Odishatv Bureau
London: Believe it or not, around 50 per cent of Britons have German blood coursing through their veins, say geneticists.

A team, led by the University College London, studied a segment of the Y chromosome that appears in almost all Danish and northern German men -- and found that it is surprisingly common in Great Britain, the `Daily Mail` said.

Analysis of tooth enamel and bones found in Anglo- Saxon cemeteries corroborated these results, they say.

German archaeologist Heinrich Haerke believes "up to 200,000 emigrants" crossed the North Sea, pillaging and raping and eventually settling. The native Celts, softened by years of peace under the Romans, were no match for the raiding parties from across the North Sea.

Pottery and jewellery similar to that found in grave sites along the Elbe River in northern Germany has been unearthed in Anglo-Saxon cemeteries. In London There is also evidence the settlers remained in contact with relatives on the continent for upto three generations, say the geneticists.

The findings have caused a certain amount of gloating in Germany. "There is no use in denying it. It`s clear that the nation which most dislikes the Germans were once Krauts themselves. A number of studies reinforce the intimacy of the German-English relationship," wrote `Der Spiegel` magazine.

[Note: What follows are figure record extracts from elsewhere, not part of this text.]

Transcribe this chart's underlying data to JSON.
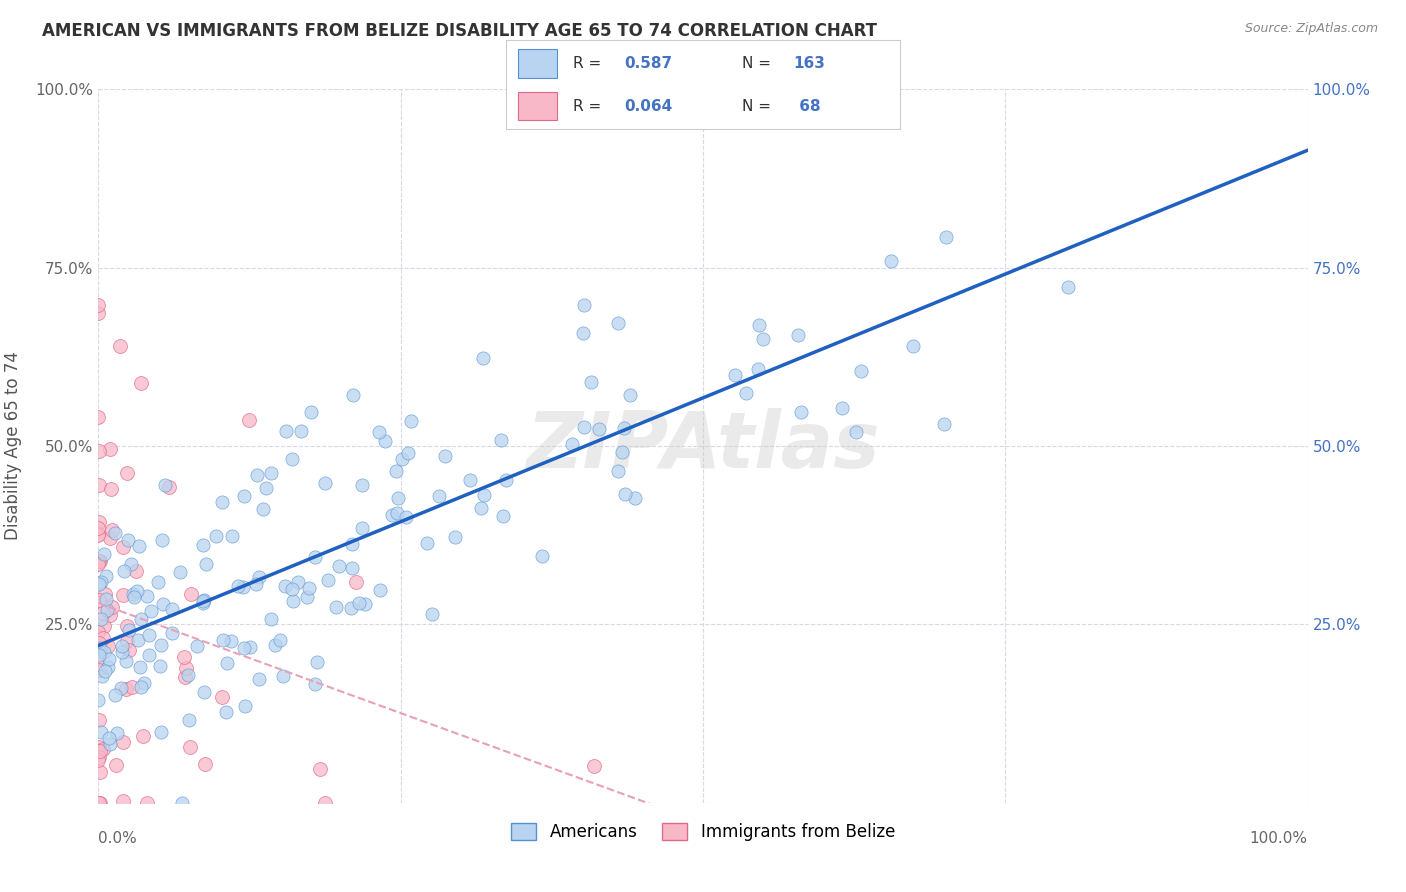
{
  "title": "AMERICAN VS IMMIGRANTS FROM BELIZE DISABILITY AGE 65 TO 74 CORRELATION CHART",
  "source": "Source: ZipAtlas.com",
  "ylabel": "Disability Age 65 to 74",
  "watermark": "ZIPAtlas",
  "american_R": 0.587,
  "american_N": 163,
  "belize_R": 0.064,
  "belize_N": 68,
  "american_color": "#b8d4f0",
  "american_edge_color": "#5590d0",
  "american_line_color": "#2060c0",
  "belize_color": "#f8b8c8",
  "belize_edge_color": "#e06888",
  "belize_trend_color": "#e8a0b8",
  "xlim": [
    0.0,
    1.0
  ],
  "ylim": [
    0.0,
    1.0
  ],
  "x_tick_labels_left": "0.0%",
  "x_tick_labels_right": "100.0%",
  "y_tick_labels": [
    "",
    "25.0%",
    "50.0%",
    "75.0%",
    "100.0%"
  ],
  "y_tick_labels_right": [
    "",
    "25.0%",
    "50.0%",
    "75.0%",
    "100.0%"
  ],
  "background_color": "#ffffff",
  "grid_color": "#d8d8e8",
  "legend_label_american": "Americans",
  "legend_label_belize": "Immigrants from Belize"
}
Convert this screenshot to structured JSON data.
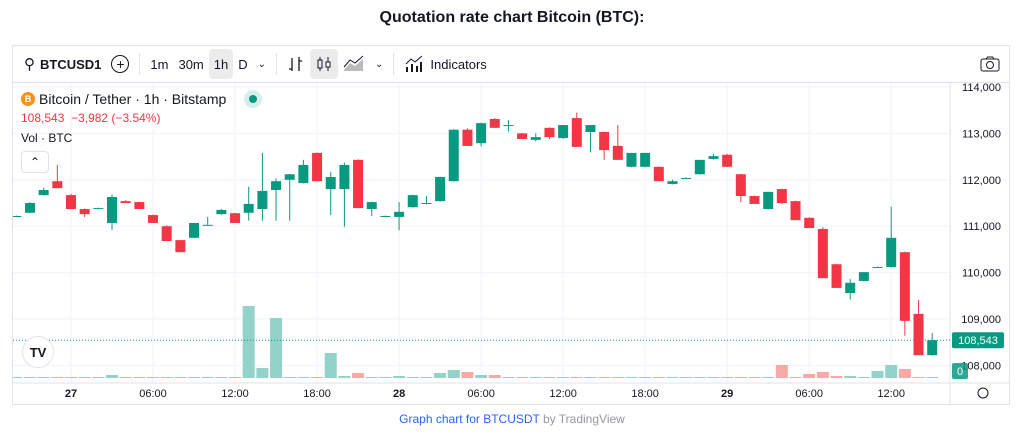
{
  "page_title": "Quotation rate chart Bitcoin (BTC):",
  "toolbar": {
    "symbol": "BTCUSD1",
    "intervals": [
      "1m",
      "30m",
      "1h",
      "D"
    ],
    "active_interval": "1h",
    "indicators": "Indicators"
  },
  "legend": {
    "name": "Bitcoin / Tether · 1h · Bitstamp",
    "last": "108,543",
    "change": "−3,982 (−3.54%)",
    "volume_label": "Vol · BTC"
  },
  "footer": {
    "link": "Graph chart for BTCUSDT",
    "by": "by TradingView"
  },
  "colors": {
    "up": "#089981",
    "down": "#f23645",
    "vol_up": "#92d2c8",
    "vol_down": "#f7a9a7"
  },
  "chart_data": {
    "type": "candlestick",
    "title": "Bitcoin / Tether · 1h · Bitstamp",
    "ylim": [
      107700,
      114200
    ],
    "y_ticks": [
      "114,000",
      "113,000",
      "112,000",
      "111,000",
      "110,000",
      "109,000",
      "108,000"
    ],
    "y_tick_values": [
      114000,
      113000,
      112000,
      111000,
      110000,
      109000,
      108000
    ],
    "x_ticks": [
      {
        "label": "27",
        "hour": 0,
        "bold": true
      },
      {
        "label": "06:00",
        "hour": 6
      },
      {
        "label": "12:00",
        "hour": 12
      },
      {
        "label": "18:00",
        "hour": 18
      },
      {
        "label": "28",
        "hour": 24,
        "bold": true
      },
      {
        "label": "06:00",
        "hour": 30
      },
      {
        "label": "12:00",
        "hour": 36
      },
      {
        "label": "18:00",
        "hour": 42
      },
      {
        "label": "29",
        "hour": 48,
        "bold": true
      },
      {
        "label": "06:00",
        "hour": 54
      },
      {
        "label": "12:00",
        "hour": 60
      }
    ],
    "first_candle_hour": -4,
    "last_price": "108,543",
    "last_price_value": 108543,
    "volume_label": "0",
    "candles": [
      [
        111220,
        111230,
        111210,
        111220
      ],
      [
        111290,
        111520,
        111280,
        111500
      ],
      [
        111670,
        111830,
        111660,
        111780
      ],
      [
        111970,
        112320,
        111820,
        111820
      ],
      [
        111670,
        111700,
        111370,
        111370
      ],
      [
        111370,
        111380,
        111200,
        111260
      ],
      [
        111390,
        111400,
        111380,
        111390
      ],
      [
        111070,
        111680,
        110920,
        111630
      ],
      [
        111540,
        111560,
        111500,
        111500
      ],
      [
        111520,
        111530,
        111370,
        111370
      ],
      [
        111240,
        111250,
        111070,
        111070
      ],
      [
        111000,
        111020,
        110680,
        110680
      ],
      [
        110700,
        110700,
        110440,
        110440
      ],
      [
        110750,
        111070,
        110740,
        111070
      ],
      [
        111030,
        111200,
        111020,
        111030
      ],
      [
        111260,
        111370,
        111250,
        111350
      ],
      [
        111280,
        111290,
        111070,
        111070
      ],
      [
        111290,
        111850,
        111120,
        111480
      ],
      [
        111370,
        112580,
        111120,
        111760
      ],
      [
        111780,
        112030,
        111120,
        111970
      ],
      [
        112000,
        112130,
        111120,
        112120
      ],
      [
        111930,
        112430,
        111920,
        112320
      ],
      [
        112580,
        112590,
        111970,
        111970
      ],
      [
        111800,
        112170,
        111240,
        112060
      ],
      [
        111800,
        112370,
        110990,
        112320
      ],
      [
        112430,
        112440,
        111390,
        111390
      ],
      [
        111370,
        111530,
        111220,
        111520
      ],
      [
        111220,
        111230,
        111210,
        111220
      ],
      [
        111200,
        111520,
        110910,
        111310
      ],
      [
        111410,
        111680,
        111400,
        111670
      ],
      [
        111480,
        111650,
        111470,
        111500
      ],
      [
        111540,
        112070,
        111530,
        112060
      ],
      [
        111970,
        113090,
        111960,
        113080
      ],
      [
        113080,
        113110,
        112730,
        112730
      ],
      [
        112790,
        113230,
        112720,
        113220
      ],
      [
        113310,
        113330,
        113120,
        113120
      ],
      [
        113180,
        113290,
        113040,
        113180
      ],
      [
        113000,
        113010,
        112880,
        112880
      ],
      [
        112860,
        113000,
        112830,
        112920
      ],
      [
        113120,
        113130,
        112880,
        112920
      ],
      [
        112900,
        113180,
        112880,
        113180
      ],
      [
        113330,
        113450,
        112710,
        112710
      ],
      [
        113030,
        113180,
        112590,
        113180
      ],
      [
        113030,
        113040,
        112430,
        112640
      ],
      [
        112730,
        113180,
        112430,
        112430
      ],
      [
        112280,
        112580,
        112270,
        112580
      ],
      [
        112280,
        112580,
        112270,
        112580
      ],
      [
        112280,
        112290,
        111970,
        111970
      ],
      [
        111910,
        112000,
        111900,
        111970
      ],
      [
        112040,
        112050,
        112030,
        112040
      ],
      [
        112120,
        112430,
        112110,
        112430
      ],
      [
        112450,
        112560,
        112440,
        112510
      ],
      [
        112540,
        112560,
        112280,
        112280
      ],
      [
        112120,
        112130,
        111520,
        111650
      ],
      [
        111650,
        111660,
        111480,
        111480
      ],
      [
        111370,
        111740,
        111360,
        111740
      ],
      [
        111800,
        111810,
        111480,
        111500
      ],
      [
        111540,
        111550,
        111130,
        111130
      ],
      [
        111180,
        111190,
        110960,
        110960
      ],
      [
        110940,
        110980,
        109880,
        109880
      ],
      [
        110180,
        110190,
        109670,
        109670
      ],
      [
        109560,
        109860,
        109420,
        109780
      ],
      [
        109820,
        110010,
        109810,
        110010
      ],
      [
        110120,
        110130,
        110110,
        110120
      ],
      [
        110120,
        111420,
        110110,
        110750
      ],
      [
        110440,
        110450,
        108640,
        108960
      ],
      [
        109110,
        109410,
        108220,
        108220
      ],
      [
        108220,
        108700,
        108210,
        108543
      ]
    ],
    "volumes": [
      1,
      1,
      1,
      1,
      1,
      1,
      1,
      3,
      1,
      1,
      1,
      1,
      1,
      1,
      1,
      1,
      1,
      72,
      10,
      60,
      1,
      1,
      1,
      25,
      2,
      5,
      1,
      1,
      2,
      1,
      1,
      5,
      8,
      6,
      3,
      3,
      1,
      1,
      1,
      1,
      1,
      1,
      1,
      1,
      1,
      1,
      1,
      1,
      1,
      1,
      1,
      1,
      1,
      1,
      1,
      1,
      13,
      1,
      4,
      6,
      2,
      2,
      1,
      7,
      13,
      9,
      1,
      1
    ]
  }
}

Anglo-Saxon is a catch-all phrase to refer to the invaders of the fifth and sixth centuries AD. Angles came from the southern part of the Danish peninsula and gave their name to England and the Saxons came from the north German plain.

There were other tribes -- such as the Jutes, from Jutland, who settled in Kent. The Anglo-Saxons drove Britons into Cornwall, Wales and the North, but a few centuries later faced waves of invaders themselves -- Vikings from Scandinavia and then the Normans in 1066.